The patient, Michael Labzda, did have alcohol and other drugs in his bloodstream, but the state attorney argues he should never have had the OxyContin in the first place and that there's only one person to blame for that.

"I don't want this to be any kind of warning shot across anyone's bow. We're not taking on the medical community. We're not taking on the drug . . . we're taking on one doctor who inappropriately prescribed it," says Barry Krischer, Palm Beach County state attorney.

But this case could very well be a warning. Several more OxyContin overdose deaths are now under investigation in Palm Beach County alone, and authorities say not all of them were this doctor's patients.

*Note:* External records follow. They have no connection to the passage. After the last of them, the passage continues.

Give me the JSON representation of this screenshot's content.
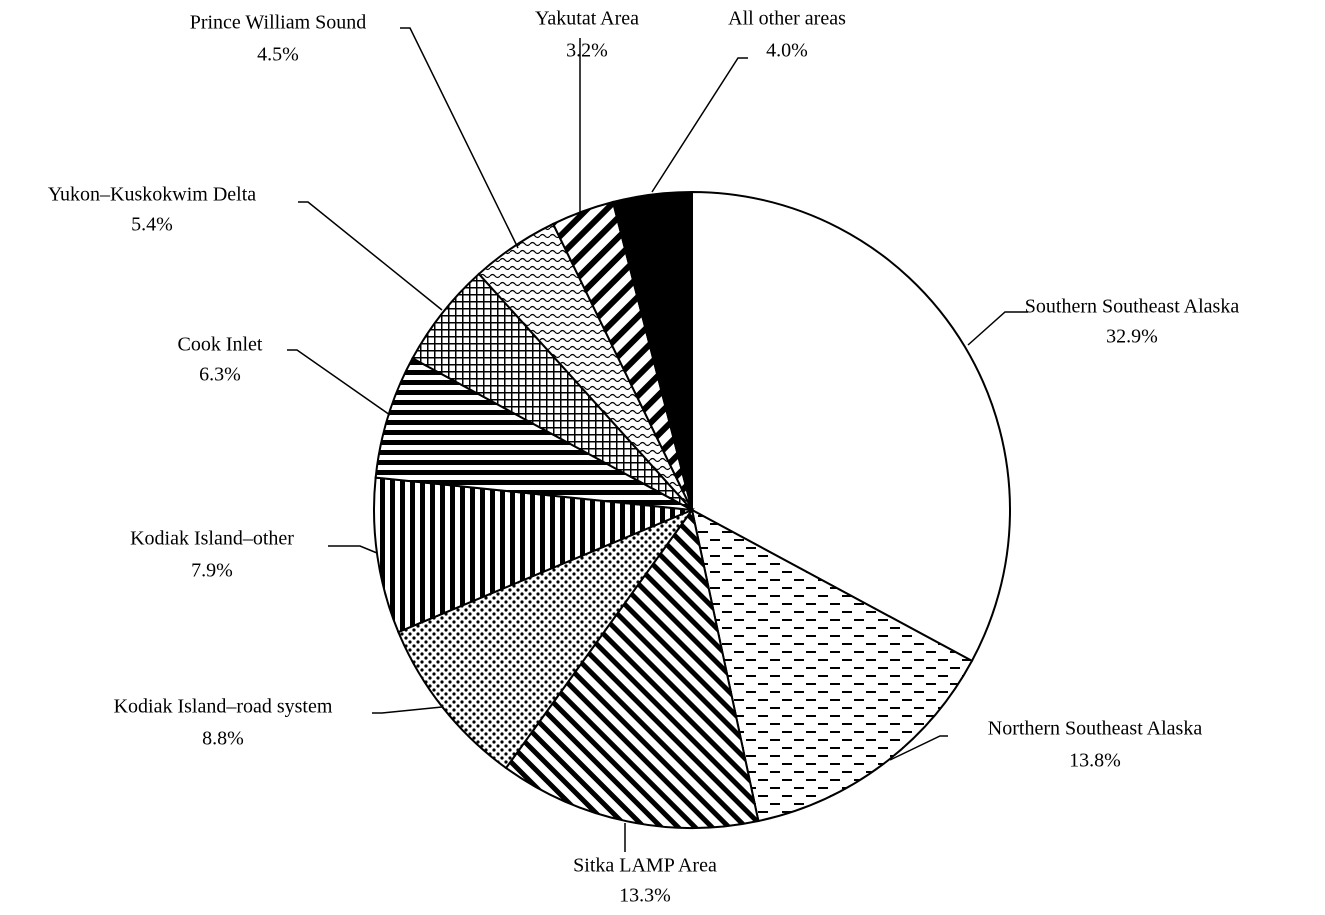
{
  "chart_data": {
    "type": "pie",
    "categories": [
      "Southern Southeast Alaska",
      "Northern Southeast Alaska",
      "Sitka LAMP Area",
      "Kodiak Island–road system",
      "Kodiak Island–other",
      "Cook Inlet",
      "Yukon–Kuskokwim Delta",
      "Prince William Sound",
      "Yakutat Area",
      "All other areas"
    ],
    "values": [
      32.9,
      13.8,
      13.3,
      8.8,
      7.9,
      6.3,
      5.4,
      4.5,
      3.2,
      4.0
    ],
    "value_labels": [
      "32.9%",
      "13.8%",
      "13.3%",
      "8.8%",
      "7.9%",
      "6.3%",
      "5.4%",
      "4.5%",
      "3.2%",
      "4.0%"
    ]
  }
}
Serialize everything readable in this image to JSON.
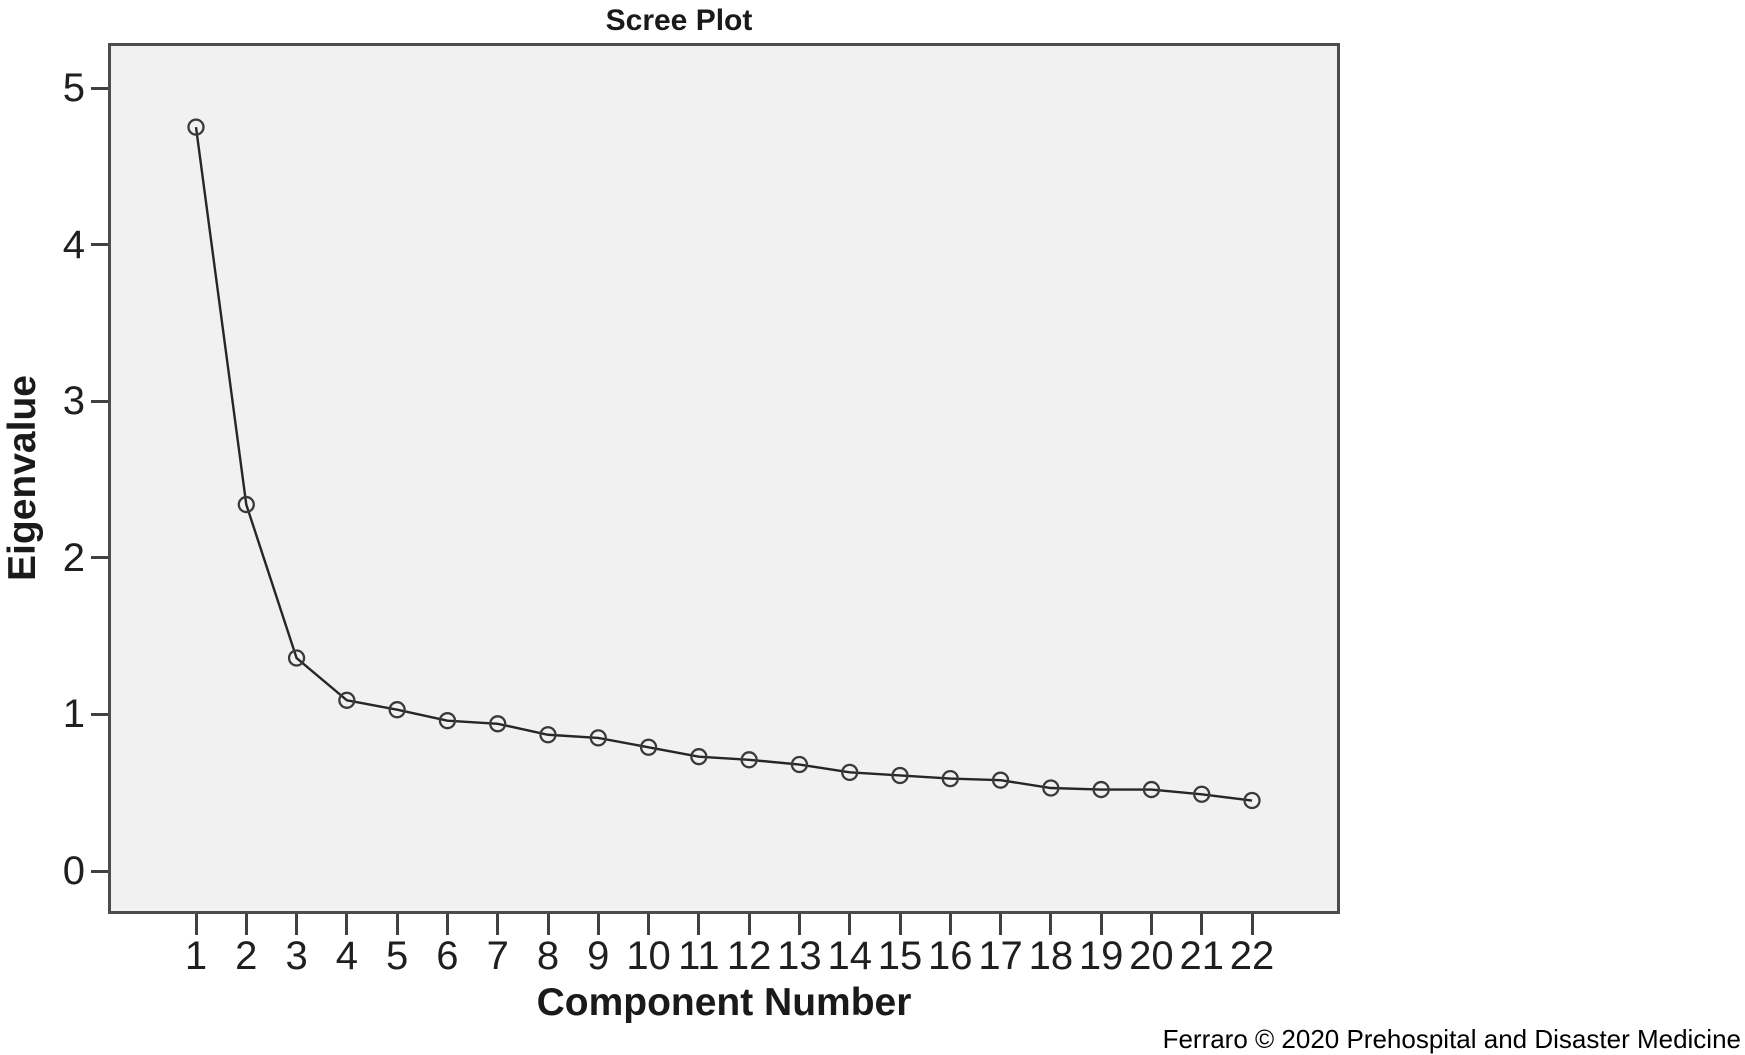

Richard Lubin discussed the case against his client in an interview with the Early Show.

Lubin says he feels that this charge is meritless. The state is charging the doctor with felony murder--saying that the death resulted from the doctor prescribing drugs. In defense, he will argue that this was not drug trafficking and did not occur during drug trafficking. Lubin will argue: How can this be drug trafficking when a doctor sees a patient and then writes a prescription for that patient?

Lubin thought that the state would have sooner charged the doctor with gross negligence (insofar as the doctor prescribed medicine when his patient had a history of drug possession), but Lubin feels that felony murder is farfetched.

Lubin also pointed out that there is a doctor/patient relationship and it would be outrageous to assume that doctors are liable if their patients ake the prescribed medication with other drugs or alcohol . . . all in violation of pain management agreements.